Namazda hedeflenen amaçlardan biriside istiğfardır. Yüce Rabbimizden af ve bağışlanma dilemektir. Af ve mağfiret dilekleri ile dolu olan namazlarımızla ancak kendimizi günahlardan ve haramlardan koruyabiliriz. 
Hepimiz insanız, hatalar yapıp günahlar işleyebiliriz. Önemli olan o hata ve günahlarımızı fark ederek, Rabbimize Hulusi bir kalple yönelerek, Nasuh bir tevbe ile istiğfar etmektir. Nefis ve şeytan var. Kafanızı ne tarafa cevirseniz günaha teşvik eden birçok görüntü ve davranışlar var. Ondan dolayıdır ki biz aciz kullar her zaman merhamet sahibi olan Yüce Rabbimizin bağışlamasına ve affına muhtacız. Bunun yolu da öncelikle samimi olarak yerine getireceğimiz ibadetlerden sonra içtenlikle yapacağımız istiğfarlarla olabilir. Peygamberimiz "Bazen kalbimi bir bulut kaplar ve muhakkak günde yüz defa Allaha istiğfar ederim. (Müslim 2702) buyurmuştur. Yüce Rabbimizde "Yine onlar ki, bir kötülük yaptıklarında, ya da kendilerine zulmettiklerinde Allah'ı hatırlayıp günahlarından dolayı hemen tevbe-istiğfar ederler. Zaten günahları Allah'tan başka kim bağışlayabilir ki! Bir de onlar, işledikleri kötülüklerde, bile bile ısrar etmezler" (Â'li İmran 135) " Kim bir kötülük yapar yahut kendine zulmeder, sonra da Allah'tan bağışlama dilerse, Allah'ı çok bağışlayıcı ve çok merhamet edici bulur" (Nisa 110)
"…Namazı dosdoğru kılın, zekâtı verin... Kendiniz için önceden ne iyilik gönderirseniz, onu Allah katında daha üstün bir iyilik ve daha büyük mükâfat olarak bulursunuz. Allah'tan bağışlama dileyin. Şüphesiz Allah çok bağışlayandır, çok merhamet edendir"(Müzemmil 20) Peygamberimiz bile günde yüz defa istiğfar ederim buyuruyor. İstiğfarda esas olan ise bağışlanması istenen günahta ısrar etmemek ve hemen akabinde tevbe etmektir. Bu duygu ve düşüncelerle kılınan bir namaz, mü 'mini günah ve haram olan şeylerden alıkor veya alıkoyması gerekir. Buda ancak huşu içerisinde, samimiyetle amacına uygun bir şekilde, dosdoğru kılabileceğimiz namazlarımızla mümkün olabilir. Bundan dolayı da hayatlarımız tevbe, ibadet, rükû ve secdelerle taçlandırılmalıdır.
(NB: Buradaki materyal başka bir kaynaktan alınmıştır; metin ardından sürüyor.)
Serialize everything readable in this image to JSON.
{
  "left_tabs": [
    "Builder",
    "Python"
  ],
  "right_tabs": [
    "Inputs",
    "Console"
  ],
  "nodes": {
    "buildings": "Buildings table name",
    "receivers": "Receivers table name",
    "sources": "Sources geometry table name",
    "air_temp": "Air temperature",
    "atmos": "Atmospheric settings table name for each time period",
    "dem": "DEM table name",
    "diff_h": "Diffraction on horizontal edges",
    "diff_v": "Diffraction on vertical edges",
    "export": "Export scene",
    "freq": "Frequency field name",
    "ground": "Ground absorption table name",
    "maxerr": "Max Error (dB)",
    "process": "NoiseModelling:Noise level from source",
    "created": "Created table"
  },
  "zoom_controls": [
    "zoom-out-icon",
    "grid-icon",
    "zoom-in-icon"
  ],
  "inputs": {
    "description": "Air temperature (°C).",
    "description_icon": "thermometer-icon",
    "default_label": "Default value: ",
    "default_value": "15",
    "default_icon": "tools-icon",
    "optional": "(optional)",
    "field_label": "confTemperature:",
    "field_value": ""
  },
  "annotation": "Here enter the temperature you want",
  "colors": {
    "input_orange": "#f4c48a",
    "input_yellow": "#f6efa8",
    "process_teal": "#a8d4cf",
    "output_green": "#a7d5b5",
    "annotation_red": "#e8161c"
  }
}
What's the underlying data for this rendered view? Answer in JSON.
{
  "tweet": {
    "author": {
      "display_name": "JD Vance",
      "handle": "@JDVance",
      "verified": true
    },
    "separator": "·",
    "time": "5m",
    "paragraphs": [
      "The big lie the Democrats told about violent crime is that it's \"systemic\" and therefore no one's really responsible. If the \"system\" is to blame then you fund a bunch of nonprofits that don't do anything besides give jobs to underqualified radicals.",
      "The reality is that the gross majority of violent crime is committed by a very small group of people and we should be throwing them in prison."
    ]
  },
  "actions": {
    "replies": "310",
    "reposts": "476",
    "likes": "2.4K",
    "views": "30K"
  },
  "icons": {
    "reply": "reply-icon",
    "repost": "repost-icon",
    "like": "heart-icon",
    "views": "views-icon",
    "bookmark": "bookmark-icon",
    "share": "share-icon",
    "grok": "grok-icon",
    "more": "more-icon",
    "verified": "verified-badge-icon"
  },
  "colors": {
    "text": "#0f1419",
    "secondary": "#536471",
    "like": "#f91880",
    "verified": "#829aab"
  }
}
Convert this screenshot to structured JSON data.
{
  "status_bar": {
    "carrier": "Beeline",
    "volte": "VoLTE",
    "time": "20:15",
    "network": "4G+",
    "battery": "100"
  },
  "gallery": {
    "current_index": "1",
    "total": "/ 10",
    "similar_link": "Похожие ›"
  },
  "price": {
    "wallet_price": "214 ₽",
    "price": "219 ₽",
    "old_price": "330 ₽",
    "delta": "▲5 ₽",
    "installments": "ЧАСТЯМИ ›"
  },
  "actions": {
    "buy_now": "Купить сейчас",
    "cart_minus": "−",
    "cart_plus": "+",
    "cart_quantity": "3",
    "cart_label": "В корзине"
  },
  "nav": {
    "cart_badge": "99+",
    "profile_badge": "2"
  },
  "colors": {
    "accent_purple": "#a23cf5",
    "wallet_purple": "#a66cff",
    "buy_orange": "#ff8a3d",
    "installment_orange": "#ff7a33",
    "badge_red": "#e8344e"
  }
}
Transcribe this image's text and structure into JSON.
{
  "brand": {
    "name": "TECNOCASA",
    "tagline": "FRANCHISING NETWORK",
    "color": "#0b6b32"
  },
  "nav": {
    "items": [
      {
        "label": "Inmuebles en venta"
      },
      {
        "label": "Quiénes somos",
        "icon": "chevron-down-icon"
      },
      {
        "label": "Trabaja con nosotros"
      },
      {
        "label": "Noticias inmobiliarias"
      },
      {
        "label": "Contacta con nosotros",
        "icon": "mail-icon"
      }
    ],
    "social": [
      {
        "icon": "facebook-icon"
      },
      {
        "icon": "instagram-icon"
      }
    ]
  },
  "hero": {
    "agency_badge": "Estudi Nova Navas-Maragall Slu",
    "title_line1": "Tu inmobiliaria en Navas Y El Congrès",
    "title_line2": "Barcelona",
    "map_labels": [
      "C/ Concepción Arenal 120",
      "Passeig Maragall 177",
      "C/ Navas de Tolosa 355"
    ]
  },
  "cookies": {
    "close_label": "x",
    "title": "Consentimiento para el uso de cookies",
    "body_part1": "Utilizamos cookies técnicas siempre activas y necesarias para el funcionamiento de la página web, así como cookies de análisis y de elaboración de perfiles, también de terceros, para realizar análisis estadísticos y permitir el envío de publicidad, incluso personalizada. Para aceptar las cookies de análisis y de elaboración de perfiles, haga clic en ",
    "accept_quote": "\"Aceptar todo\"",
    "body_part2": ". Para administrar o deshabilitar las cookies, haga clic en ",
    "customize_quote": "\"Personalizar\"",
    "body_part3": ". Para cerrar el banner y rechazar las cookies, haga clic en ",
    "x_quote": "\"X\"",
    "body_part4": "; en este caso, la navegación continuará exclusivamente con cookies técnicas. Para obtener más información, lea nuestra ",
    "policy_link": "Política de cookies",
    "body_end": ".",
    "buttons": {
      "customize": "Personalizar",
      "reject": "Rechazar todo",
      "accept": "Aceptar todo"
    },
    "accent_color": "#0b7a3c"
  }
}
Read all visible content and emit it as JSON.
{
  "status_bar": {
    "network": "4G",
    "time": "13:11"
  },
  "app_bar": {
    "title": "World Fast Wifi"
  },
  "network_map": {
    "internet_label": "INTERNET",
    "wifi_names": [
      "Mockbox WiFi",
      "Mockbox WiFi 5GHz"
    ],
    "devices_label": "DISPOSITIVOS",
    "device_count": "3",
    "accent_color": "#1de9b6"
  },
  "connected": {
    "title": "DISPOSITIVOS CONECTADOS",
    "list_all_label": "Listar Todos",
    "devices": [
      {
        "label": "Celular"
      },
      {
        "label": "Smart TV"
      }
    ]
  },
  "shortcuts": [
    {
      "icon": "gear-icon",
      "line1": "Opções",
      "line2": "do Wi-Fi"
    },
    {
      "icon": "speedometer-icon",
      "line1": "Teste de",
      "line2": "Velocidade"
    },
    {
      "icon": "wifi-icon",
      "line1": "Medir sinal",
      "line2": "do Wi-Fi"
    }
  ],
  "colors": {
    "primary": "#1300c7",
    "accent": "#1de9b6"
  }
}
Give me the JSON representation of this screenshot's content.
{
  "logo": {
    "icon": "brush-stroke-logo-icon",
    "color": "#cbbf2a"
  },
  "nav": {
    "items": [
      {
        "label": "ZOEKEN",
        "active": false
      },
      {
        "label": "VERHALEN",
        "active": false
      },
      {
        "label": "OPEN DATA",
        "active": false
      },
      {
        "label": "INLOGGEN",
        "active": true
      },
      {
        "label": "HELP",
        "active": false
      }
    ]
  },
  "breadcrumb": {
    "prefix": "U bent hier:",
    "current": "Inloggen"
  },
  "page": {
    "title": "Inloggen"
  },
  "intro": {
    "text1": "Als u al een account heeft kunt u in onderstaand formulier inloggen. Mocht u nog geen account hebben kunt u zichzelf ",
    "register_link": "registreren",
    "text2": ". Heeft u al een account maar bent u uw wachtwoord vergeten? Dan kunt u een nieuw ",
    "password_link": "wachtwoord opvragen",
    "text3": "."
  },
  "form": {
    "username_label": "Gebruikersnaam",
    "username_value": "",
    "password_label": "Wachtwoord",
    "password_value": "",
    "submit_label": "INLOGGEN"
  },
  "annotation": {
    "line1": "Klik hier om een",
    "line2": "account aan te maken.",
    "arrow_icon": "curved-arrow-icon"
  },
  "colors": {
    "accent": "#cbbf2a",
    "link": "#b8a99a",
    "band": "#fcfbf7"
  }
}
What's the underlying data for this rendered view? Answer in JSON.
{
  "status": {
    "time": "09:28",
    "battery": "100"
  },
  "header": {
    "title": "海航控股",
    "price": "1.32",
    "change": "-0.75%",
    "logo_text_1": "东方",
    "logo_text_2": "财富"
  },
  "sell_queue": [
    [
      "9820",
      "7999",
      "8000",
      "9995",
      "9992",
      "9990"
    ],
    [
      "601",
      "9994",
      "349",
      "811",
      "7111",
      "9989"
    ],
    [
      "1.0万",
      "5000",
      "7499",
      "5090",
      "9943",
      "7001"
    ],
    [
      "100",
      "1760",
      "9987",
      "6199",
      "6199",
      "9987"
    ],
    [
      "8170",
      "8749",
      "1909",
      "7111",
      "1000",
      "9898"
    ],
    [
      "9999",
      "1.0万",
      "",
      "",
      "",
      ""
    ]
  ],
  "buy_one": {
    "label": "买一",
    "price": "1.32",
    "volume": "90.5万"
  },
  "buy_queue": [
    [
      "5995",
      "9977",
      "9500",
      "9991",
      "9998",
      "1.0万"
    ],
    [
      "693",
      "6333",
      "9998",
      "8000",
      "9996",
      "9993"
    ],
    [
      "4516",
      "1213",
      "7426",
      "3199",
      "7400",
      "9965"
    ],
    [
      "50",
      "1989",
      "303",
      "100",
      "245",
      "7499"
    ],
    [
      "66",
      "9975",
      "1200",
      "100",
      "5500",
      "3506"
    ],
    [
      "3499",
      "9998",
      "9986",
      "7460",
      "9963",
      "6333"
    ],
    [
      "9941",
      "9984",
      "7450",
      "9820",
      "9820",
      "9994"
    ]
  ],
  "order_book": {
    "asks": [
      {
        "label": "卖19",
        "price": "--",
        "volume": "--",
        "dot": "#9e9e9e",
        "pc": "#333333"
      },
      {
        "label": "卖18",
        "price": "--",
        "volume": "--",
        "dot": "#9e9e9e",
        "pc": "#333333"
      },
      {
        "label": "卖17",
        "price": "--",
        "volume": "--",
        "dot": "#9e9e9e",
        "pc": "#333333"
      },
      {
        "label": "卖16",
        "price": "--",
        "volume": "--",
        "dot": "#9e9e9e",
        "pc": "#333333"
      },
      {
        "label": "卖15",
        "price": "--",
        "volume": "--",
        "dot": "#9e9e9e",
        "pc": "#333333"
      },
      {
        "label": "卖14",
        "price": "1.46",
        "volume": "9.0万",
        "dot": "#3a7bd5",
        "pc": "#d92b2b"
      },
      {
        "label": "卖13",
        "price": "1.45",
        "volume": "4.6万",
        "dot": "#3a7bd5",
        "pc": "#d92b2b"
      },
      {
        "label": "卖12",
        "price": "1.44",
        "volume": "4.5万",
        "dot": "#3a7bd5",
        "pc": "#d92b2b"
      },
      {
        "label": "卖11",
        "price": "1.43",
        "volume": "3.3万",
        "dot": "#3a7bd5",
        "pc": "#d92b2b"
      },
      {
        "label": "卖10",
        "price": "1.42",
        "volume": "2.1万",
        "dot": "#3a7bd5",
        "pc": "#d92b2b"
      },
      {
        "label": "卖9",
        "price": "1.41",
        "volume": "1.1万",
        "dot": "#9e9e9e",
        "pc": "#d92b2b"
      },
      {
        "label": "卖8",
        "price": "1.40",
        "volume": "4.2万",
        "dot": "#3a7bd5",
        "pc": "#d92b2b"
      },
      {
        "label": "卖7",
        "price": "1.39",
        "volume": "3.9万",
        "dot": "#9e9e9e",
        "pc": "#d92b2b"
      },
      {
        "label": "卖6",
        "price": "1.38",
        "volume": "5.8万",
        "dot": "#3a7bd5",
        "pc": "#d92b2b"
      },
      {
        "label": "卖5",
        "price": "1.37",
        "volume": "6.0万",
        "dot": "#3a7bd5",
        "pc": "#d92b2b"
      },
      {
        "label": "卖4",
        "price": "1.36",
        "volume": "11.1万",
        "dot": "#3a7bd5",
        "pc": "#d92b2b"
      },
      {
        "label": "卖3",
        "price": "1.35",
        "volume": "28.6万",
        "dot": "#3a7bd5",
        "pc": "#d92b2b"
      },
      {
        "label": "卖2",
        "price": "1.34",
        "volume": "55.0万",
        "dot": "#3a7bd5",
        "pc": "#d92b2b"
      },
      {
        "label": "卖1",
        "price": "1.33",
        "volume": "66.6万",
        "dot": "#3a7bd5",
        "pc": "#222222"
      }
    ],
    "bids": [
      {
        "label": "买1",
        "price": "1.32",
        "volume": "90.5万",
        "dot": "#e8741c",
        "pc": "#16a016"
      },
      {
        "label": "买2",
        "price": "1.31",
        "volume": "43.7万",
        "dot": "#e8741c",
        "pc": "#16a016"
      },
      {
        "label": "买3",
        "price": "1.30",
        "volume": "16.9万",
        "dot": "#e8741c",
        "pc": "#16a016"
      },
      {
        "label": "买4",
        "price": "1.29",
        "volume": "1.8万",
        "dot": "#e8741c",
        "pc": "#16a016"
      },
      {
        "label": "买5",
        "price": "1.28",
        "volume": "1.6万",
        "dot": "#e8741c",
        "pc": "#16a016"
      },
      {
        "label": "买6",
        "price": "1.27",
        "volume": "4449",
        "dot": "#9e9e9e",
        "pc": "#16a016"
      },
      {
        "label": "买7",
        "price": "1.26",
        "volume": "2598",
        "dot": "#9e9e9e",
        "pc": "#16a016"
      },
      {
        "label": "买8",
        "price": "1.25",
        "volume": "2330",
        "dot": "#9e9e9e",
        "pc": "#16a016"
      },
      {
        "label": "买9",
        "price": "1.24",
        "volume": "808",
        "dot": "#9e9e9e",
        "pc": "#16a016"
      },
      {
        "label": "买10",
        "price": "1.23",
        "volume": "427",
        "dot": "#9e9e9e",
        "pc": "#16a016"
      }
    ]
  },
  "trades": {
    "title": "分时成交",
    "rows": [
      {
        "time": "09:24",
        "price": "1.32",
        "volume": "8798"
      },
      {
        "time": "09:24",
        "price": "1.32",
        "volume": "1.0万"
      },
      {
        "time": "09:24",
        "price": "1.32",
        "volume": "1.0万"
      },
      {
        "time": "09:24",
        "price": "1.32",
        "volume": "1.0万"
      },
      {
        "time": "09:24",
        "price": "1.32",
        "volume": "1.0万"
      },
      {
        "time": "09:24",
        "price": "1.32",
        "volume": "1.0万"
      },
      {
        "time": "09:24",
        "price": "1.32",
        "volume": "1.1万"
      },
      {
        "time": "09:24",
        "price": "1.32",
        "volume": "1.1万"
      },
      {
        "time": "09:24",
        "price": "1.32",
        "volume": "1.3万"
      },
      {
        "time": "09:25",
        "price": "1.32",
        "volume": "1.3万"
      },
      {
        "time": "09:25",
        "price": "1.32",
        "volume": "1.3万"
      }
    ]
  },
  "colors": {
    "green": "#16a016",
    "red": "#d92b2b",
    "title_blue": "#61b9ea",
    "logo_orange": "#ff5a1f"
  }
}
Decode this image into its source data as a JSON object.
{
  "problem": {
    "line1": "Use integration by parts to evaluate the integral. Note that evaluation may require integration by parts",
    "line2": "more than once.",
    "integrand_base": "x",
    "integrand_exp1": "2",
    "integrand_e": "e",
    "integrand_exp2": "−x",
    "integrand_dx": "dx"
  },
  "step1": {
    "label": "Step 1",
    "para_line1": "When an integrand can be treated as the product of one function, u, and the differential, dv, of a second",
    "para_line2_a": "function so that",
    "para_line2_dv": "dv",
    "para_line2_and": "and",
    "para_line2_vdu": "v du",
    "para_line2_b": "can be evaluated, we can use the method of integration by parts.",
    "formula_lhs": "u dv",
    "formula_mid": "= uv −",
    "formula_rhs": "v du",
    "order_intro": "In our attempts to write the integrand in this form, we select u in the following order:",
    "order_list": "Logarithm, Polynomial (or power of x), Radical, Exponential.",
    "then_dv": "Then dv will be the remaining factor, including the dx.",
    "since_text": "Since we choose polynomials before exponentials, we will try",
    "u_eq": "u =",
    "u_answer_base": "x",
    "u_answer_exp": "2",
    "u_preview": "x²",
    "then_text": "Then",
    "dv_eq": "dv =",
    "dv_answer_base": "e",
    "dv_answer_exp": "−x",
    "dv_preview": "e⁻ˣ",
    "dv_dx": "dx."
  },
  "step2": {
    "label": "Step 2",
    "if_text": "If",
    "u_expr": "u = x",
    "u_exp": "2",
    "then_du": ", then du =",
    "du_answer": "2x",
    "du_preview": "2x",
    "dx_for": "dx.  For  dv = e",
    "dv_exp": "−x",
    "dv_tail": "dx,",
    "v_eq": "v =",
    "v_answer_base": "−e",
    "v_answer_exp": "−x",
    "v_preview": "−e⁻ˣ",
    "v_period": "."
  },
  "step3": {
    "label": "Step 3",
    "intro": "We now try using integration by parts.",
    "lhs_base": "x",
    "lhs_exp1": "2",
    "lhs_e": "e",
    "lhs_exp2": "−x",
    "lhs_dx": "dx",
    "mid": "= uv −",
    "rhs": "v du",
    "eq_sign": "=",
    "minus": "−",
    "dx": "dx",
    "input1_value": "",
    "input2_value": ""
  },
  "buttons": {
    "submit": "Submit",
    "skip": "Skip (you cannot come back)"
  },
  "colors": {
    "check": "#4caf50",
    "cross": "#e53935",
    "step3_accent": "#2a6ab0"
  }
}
"(Müminler) Tevbe edenler, ibadet edenler, hamd edenler, oruç tutanlar, rükû' edenler, secde edenler, iyiliği emredenler, kötülükten men' edenler ve Allah'ın hududunu (ona riayet ederek) muhafaza edenlerdir. (Ey Habîbim!) O mü'minleri (Cennetle) müjdele!" (Tevbe 112).